At the same time, many things were going wrong in the country. Sharecropping became very popular among freed African Americans trying to fulfill their dreams of owning their own farm and providing for their families. Unfortunately, the corrupt style in which these farms were run kept them in an unending cycle of debt. It was almost a new form of slavery. Meanwhile, Republican politicians in the South were beginning to take advantage of the kickbacks they received and took bribes. This illustrated a decline in people’s morals. Black Codes were another failure of the Reconstruction. They were created to restrict the rights of freed blacks. One code stated, “Every laborer… shall not be allowed to leave his place of employment until the fulfillment of his contract” (Doc B). They restricted every right and movement of the freed blacks and subjected them to even more discrimination. Particularly corrupt was the idea of white supremacy that was growing in the South. Many men organized groups of “secret” societies to intimidate the freed African Americans and white reformers. One group in particular, the Ku Klux Klan (KKK), were especially famous for their burning of black’s buildings and the murder of many freedmen to keep them from voting.

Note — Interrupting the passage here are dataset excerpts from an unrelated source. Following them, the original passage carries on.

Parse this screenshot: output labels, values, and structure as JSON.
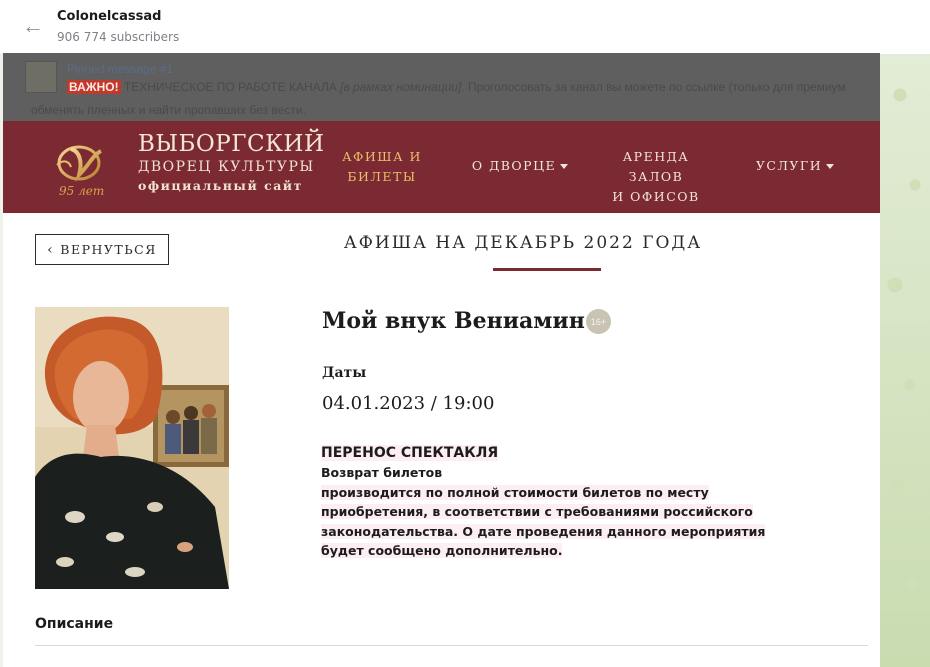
{
  "telegram": {
    "channel_name": "Colonelcassad",
    "subscribers": "906 774 subscribers"
  },
  "pinned": {
    "label": "Pinned message #1",
    "badge": "ВАЖНО!",
    "text_a": " ТЕХНИЧЕСКОЕ  ПО РАБОТЕ КАНАЛА ",
    "text_b": "[в рамках номинации]",
    "text_c": ". Проголосовать за канал вы можете по ссылке (только для премиум",
    "line2": "обменять пленных и найти пропавших без вести."
  },
  "site": {
    "name": "ВЫБОРГСКИЙ",
    "subtitle": "ДВОРЕЦ КУЛЬТУРЫ",
    "tagline": "официальный сайт",
    "logo_years": "95 лет",
    "nav": {
      "afisha_l1": "АФИША И",
      "afisha_l2": "БИЛЕТЫ",
      "dvorets": "О ДВОРЦЕ",
      "arenda_l1": "АРЕНДА ЗАЛОВ",
      "arenda_l2": "И ОФИСОВ",
      "uslugi": "УСЛУГИ"
    },
    "accent_color": "#7b2a33",
    "active_nav_color": "#e9bf6a"
  },
  "page": {
    "back_label": "ВЕРНУТЬСЯ",
    "heading": "АФИША НА ДЕКАБРЬ 2022 ГОДА"
  },
  "event": {
    "title": "Мой внук Вениамин",
    "age_rating": "16+",
    "dates_label": "Даты",
    "date_time": "04.01.2023 / 19:00",
    "notice_title": "ПЕРЕНОС СПЕКТАКЛЯ",
    "notice_lines": [
      "Возврат билетов",
      "производится по полной стоимости билетов по месту",
      "приобретения, в соответствии с требованиями российского",
      "законодательства.  О дате проведения данного мероприятия",
      "будет сообщено дополнительно."
    ],
    "description_label": "Описание"
  }
}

Simultaneously, there was the corruption in business and government that was distracting the North from the issues in the South. Spoilsmen, such as Conklin and Blaine, were politicians who unfairly displayed patronage on their supporters. The Credit Mobilier scandal was brought to the attention of the government. They had been giving stock to members of Congress so that they wouldn’t investigate the profit they were making from government funding for the transcontinental railroad they were building. Another scandal involved Jay Gould and James Blaine who along with Grant’s brother-in-law attempted to corner the gold market. They were discovered but Blaine had already gotten away with his own profits. The Whiskey Ring involved federal agents conspiring with liquor companies to take millions of taxes from the government. One man, William Tweed, may have profited the most from the money he stole from taxpayers. He was the one behind many plans to help himself to large quantities of graft. He was successful until a cartoonist from the New York Times, Thomas Nast, exposed him and led to his arrest. In time, the new president, Rutherford B. Hayes, agreed to a compromise. The Compromise of 1877 was mainly to end the support for Republicans in the South and to build a transcontinental railroad. Eventually Hayes withdrew the troops that were protecting the freedmen, and the Supreme Court repealed the Reconstruction laws that protected the blacks from being discriminated against.
In essence, the period can be evaluated as both a success and a failure of ideals. It just depends on how it is viewed. They did make many accomplishes in the rights for African Americans. They freed them, provided education for them, and allowed them to form black communities. On the whole, the Reconstruction was not a good thing. It was a failure, in a sense. Everything that had been accomplished were basically forgotten or taken back with the Compromise of 1877. It was a period of corruption in business, government, and in ethics. In the long run, the only thing that was a living accomplishment was the freedom of African Americans. More innovations were yet to come.